11 Responses to Days from his ninetieth birthday my grandfather has to start all over again

  1. PiedType says:

    My MIL was burned out of her home and never really got over it. It sort of precipitated her decline. I hope your grandfather can find a way to cope with his loss; I know it must be devastating for him.

  2. Melanie says:

    Wishing your grandfather a wonderful birthday and hoping that he starts to adjust and find his get up and go. Have fun today!

  3. Wow! U are luck, man! I lost them early in my life. I miss him very much.. Nyway, HAAAAPPY BIRRRTHDAY TOOO GRAMPAAAA!! 🙂

    • Gabriel... says:

      Hi Somesh… my grandfather’s parents both passed away before they were 50-years old, which wasn’t that unusual. What’s remarkable is his youngest brother is now in his mid-80’s, his oldest sister died a few months ago at the age of 92, his older sister died in her 80’s, his oldest brother died ‘young’ — he was in his late-70’s. At 92 my great-aunt was / remains the oldest member of my family, ever. I’m hoping my grandfather has a shot at breaking the record.

      I hope the moments you had with your grandparents were good ones. Thanks for the best wishes.

      • WOW again.. 8-o In a way they are living two lifetimes, isn’t it? 🙂
        and yeah, they were some good moments, but I cant only remember their faces now, the moments are lost in my memory. It has been 10 years at least..

  4. Jeannee says:

    Thank you for sharing this insightful look into your family! It really brings me pause about my own situation, being alone and not wanting to be, and the value of community. I’ll keep him in my good thoughts!
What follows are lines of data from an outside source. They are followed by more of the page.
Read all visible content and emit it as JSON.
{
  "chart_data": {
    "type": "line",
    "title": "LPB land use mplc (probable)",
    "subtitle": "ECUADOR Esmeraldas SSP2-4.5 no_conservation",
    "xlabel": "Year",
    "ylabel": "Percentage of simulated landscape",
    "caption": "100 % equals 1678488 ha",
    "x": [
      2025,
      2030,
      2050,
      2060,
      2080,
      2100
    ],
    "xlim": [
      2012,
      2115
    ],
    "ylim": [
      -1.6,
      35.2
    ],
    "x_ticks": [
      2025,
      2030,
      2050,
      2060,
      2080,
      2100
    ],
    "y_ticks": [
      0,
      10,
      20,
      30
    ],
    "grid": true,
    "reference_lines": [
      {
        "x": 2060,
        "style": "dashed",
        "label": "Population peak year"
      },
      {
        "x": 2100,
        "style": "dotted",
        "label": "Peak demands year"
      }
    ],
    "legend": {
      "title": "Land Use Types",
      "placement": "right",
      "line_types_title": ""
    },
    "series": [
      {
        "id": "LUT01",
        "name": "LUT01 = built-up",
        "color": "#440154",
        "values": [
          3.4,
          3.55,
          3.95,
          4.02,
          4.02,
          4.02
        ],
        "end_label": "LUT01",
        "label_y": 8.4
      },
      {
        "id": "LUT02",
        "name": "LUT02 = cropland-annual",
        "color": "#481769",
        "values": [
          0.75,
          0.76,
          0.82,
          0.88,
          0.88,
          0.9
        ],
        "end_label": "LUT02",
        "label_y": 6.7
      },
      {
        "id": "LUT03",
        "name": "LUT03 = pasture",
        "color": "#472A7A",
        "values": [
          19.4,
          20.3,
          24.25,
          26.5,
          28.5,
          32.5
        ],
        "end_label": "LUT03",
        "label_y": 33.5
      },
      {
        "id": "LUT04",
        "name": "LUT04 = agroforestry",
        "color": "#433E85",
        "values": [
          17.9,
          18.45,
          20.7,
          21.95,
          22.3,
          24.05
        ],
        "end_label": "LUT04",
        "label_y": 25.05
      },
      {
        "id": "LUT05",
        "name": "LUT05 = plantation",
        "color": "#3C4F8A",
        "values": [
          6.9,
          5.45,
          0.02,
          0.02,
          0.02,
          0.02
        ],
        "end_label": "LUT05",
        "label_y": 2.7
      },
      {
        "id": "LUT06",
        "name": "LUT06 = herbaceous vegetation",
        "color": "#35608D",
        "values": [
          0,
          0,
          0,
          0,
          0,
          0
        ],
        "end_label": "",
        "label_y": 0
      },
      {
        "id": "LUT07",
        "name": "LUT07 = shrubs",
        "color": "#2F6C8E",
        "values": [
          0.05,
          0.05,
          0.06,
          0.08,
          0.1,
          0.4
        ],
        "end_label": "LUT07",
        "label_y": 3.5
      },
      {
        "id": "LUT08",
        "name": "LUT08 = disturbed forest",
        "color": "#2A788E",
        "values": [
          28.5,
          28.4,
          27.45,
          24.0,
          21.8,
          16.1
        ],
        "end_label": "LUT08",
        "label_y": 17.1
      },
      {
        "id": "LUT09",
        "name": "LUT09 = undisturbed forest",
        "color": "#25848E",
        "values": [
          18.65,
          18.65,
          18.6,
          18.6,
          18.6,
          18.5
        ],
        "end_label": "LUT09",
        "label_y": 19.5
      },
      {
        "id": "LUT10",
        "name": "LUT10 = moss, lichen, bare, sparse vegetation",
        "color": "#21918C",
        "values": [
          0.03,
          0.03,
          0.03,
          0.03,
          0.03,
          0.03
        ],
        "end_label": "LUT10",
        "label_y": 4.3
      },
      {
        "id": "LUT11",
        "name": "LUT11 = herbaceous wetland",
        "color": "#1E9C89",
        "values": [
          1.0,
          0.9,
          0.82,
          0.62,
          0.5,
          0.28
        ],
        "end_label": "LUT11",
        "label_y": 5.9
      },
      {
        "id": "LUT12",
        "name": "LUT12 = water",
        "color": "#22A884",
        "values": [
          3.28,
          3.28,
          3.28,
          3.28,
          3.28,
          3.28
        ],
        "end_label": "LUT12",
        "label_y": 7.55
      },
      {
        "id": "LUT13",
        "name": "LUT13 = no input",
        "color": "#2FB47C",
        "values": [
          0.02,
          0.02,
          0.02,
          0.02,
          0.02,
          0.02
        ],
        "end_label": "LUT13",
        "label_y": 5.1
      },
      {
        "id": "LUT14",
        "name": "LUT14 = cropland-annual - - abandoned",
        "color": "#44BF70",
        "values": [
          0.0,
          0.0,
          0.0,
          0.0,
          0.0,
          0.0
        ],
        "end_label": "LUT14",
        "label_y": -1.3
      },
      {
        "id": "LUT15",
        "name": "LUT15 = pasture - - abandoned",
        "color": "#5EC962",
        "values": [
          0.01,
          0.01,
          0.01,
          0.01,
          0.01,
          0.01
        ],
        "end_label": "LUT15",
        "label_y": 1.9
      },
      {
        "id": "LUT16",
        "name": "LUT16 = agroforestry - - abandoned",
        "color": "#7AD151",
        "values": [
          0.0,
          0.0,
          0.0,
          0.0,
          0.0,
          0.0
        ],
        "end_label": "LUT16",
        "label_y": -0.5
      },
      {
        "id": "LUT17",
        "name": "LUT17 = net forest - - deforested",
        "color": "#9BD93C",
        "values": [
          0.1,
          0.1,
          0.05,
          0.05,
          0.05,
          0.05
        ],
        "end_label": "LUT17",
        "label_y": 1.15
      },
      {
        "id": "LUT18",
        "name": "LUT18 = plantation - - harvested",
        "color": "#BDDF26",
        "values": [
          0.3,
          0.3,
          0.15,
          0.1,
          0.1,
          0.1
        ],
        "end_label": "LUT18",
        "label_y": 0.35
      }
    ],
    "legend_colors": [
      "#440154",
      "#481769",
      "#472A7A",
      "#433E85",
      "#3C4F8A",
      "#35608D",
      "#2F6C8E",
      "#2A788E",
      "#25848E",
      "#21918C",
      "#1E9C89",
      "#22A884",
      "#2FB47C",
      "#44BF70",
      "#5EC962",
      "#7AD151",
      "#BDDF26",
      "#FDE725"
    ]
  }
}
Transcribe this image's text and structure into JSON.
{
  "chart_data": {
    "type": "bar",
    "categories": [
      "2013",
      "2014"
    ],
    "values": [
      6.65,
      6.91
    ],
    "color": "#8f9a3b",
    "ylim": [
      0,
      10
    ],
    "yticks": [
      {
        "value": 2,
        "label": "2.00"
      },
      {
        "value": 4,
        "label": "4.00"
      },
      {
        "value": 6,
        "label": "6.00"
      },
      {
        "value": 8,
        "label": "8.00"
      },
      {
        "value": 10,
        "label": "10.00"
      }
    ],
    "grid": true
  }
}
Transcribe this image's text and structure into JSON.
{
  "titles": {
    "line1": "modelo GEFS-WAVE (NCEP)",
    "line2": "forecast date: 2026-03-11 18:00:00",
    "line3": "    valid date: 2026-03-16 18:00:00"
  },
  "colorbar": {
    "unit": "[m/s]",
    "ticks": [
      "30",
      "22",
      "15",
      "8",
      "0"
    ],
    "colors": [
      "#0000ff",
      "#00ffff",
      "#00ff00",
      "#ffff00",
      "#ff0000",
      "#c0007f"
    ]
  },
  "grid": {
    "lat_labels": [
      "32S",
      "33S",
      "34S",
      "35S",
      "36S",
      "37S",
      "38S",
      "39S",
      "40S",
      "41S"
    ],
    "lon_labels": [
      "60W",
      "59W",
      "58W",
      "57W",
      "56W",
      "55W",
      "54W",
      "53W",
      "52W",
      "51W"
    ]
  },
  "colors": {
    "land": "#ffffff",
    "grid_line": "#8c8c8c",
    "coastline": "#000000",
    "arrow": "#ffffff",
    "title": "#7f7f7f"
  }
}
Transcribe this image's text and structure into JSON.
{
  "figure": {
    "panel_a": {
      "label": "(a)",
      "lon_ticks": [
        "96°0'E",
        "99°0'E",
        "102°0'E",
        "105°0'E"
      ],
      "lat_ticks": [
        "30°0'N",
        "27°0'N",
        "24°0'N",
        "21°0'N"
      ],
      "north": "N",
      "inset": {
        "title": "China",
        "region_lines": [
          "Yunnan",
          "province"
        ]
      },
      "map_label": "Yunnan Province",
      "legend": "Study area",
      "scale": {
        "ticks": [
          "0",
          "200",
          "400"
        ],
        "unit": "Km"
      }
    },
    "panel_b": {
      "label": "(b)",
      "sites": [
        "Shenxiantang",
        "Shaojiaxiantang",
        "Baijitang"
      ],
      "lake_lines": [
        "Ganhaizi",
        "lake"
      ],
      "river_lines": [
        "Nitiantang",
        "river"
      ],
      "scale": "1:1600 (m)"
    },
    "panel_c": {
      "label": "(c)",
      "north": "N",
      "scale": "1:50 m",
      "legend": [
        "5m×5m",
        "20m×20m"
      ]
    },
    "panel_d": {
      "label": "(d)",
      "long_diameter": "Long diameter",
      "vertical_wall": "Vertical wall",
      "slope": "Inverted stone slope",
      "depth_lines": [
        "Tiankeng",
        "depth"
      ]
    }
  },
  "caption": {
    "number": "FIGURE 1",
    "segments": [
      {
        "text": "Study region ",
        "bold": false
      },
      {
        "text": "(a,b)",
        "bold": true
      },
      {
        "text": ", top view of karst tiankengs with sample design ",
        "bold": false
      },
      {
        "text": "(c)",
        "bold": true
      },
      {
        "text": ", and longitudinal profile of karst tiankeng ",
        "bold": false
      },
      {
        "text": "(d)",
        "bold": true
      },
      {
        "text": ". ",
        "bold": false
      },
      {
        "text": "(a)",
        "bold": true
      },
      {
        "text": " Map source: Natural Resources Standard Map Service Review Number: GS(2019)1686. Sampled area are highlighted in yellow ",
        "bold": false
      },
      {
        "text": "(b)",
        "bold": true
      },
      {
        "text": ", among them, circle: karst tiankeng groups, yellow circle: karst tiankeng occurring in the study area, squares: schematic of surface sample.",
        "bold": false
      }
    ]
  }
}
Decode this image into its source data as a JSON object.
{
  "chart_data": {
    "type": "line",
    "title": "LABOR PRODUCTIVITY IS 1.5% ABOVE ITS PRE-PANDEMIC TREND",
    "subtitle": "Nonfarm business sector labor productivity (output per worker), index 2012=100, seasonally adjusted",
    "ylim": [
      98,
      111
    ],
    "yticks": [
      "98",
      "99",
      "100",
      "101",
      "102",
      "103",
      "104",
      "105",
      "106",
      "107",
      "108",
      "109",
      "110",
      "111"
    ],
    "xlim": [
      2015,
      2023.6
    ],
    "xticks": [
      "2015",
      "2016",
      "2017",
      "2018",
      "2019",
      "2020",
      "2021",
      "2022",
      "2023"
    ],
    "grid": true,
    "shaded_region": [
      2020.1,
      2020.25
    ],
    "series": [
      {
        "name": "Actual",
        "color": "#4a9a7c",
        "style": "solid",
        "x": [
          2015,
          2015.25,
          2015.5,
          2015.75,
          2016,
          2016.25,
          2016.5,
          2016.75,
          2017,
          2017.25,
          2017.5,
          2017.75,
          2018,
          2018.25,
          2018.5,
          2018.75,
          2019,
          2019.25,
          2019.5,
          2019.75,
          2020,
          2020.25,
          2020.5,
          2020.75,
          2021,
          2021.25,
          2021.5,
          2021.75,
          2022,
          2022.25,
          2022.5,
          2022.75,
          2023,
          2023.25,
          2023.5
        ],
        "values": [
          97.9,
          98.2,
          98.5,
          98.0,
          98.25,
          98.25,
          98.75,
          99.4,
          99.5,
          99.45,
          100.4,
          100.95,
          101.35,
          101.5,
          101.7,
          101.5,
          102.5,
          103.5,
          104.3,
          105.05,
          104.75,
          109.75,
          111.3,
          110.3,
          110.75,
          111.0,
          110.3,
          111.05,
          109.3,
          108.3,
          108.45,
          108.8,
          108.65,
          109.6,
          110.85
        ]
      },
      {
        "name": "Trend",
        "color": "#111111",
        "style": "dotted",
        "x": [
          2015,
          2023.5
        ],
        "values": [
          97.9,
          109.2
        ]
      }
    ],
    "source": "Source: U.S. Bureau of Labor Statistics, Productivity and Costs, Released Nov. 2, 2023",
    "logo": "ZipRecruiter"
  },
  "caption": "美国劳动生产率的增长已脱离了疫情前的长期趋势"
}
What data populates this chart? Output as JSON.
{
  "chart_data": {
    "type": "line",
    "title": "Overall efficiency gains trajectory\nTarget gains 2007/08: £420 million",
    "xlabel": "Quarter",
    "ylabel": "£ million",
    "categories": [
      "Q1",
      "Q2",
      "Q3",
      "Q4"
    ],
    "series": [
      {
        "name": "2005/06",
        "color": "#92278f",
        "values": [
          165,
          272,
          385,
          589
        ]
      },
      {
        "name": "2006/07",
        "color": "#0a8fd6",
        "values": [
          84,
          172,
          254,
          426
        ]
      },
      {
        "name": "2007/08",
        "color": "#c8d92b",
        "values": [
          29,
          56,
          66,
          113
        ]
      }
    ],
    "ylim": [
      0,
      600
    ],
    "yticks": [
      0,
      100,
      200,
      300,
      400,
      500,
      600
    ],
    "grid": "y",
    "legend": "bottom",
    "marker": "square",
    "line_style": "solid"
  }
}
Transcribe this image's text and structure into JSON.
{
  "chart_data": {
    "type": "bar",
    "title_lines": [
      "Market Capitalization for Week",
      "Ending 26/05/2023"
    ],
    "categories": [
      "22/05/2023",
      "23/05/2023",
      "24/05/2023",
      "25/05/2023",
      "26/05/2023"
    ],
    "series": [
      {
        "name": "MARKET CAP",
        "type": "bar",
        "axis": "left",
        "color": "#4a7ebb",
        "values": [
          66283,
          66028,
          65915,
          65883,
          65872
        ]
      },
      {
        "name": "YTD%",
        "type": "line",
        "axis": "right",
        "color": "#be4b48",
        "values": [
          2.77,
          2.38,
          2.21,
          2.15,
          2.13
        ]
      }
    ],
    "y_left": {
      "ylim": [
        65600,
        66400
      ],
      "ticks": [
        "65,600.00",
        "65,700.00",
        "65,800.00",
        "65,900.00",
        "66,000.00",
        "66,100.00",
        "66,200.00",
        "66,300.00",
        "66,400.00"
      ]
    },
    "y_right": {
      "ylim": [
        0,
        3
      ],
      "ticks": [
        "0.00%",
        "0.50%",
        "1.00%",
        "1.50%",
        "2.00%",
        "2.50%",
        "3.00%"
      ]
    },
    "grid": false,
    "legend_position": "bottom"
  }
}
  5. I hope that he can get a better space for his health. Too long in close and constant proximity to the toxicity that seems to be Granny won’t help things – but you know that 😉

    Its a rollercoaster. Hold tight.

  6. Gabriel... says:

    Thanks to everyone for commenting… the party went well, my grandfather was able to be there… which by no means was a certainty. He had to use a wheelchair to get around, which meant I was his engine for the evening. There were two cakes, a golf one and a dam, it was a replica of the first dam he worked on — the McConnell Dam, on the Ottawa River, back in 1950.

    One of his strongest memories from the McConnell Dam was of a man, an explosives worker, who had spent most of WW2 in the army, fighting in Europe. When everyone was at lunch the man sat on a box of dynamite and blew himself up. There was something about the mans wife leaving, or dying…

    The other story he told was the dam actually failed when it first went into operation. There was a major leak / breach that allowed a jet of water to pass through the dam, leaving a gash in the river bed forty feet deep. He illustrated the problem using the cake. He’s working at about 20% of his peak speed, but he can still use a slide rule.

    He also worked on the infamous Victoria Dam in Sri Lanka, which was slightly controversial. On the plus side, he did get to meet Duran Duran while they were filming their “Hungry Like A Wolf” video.

    But my favourite ‘grandfather-dam building’ anecdote was when he was a consultant in Peru. A few weeks after he got back my mom had a mini-dinner party that included a Canadian poet named Gary Geddes. Gary had just returned from Peru where he had joined in the student / worker / peasant demonstrations.

    So Gary told us a couple of stories of his adventures.

    It turned out my grandfather was there, at exactly the same time, to consult on the mega-project that the Peruvians were protesting. While Gary was running wild in the streets (more likely hitting on the local women) my grandfather was a dinner guest of the President.

    So my grandfather told us all about the need for cheap electricity in an emerging nation.

    Anyway. When we got him home last night he was pretty much asleep once he got his shoes off.

  7. bpweenie says:

    you and your grandfather are both remarkably strong people
    katrina wiped out alot of what my friends and family had taken years to build – a hard lesson

  8. kolembo says:

    I came on here expecting just another post…and instead found this.

    What a lovingly written piece.

    I’m so sorry for your Grandparents…and can’t help hoping that you are seeing what inevitably, lies ahead.

    You’re also so honest!

    Anyway, good day to you and thank you for this today. Very real.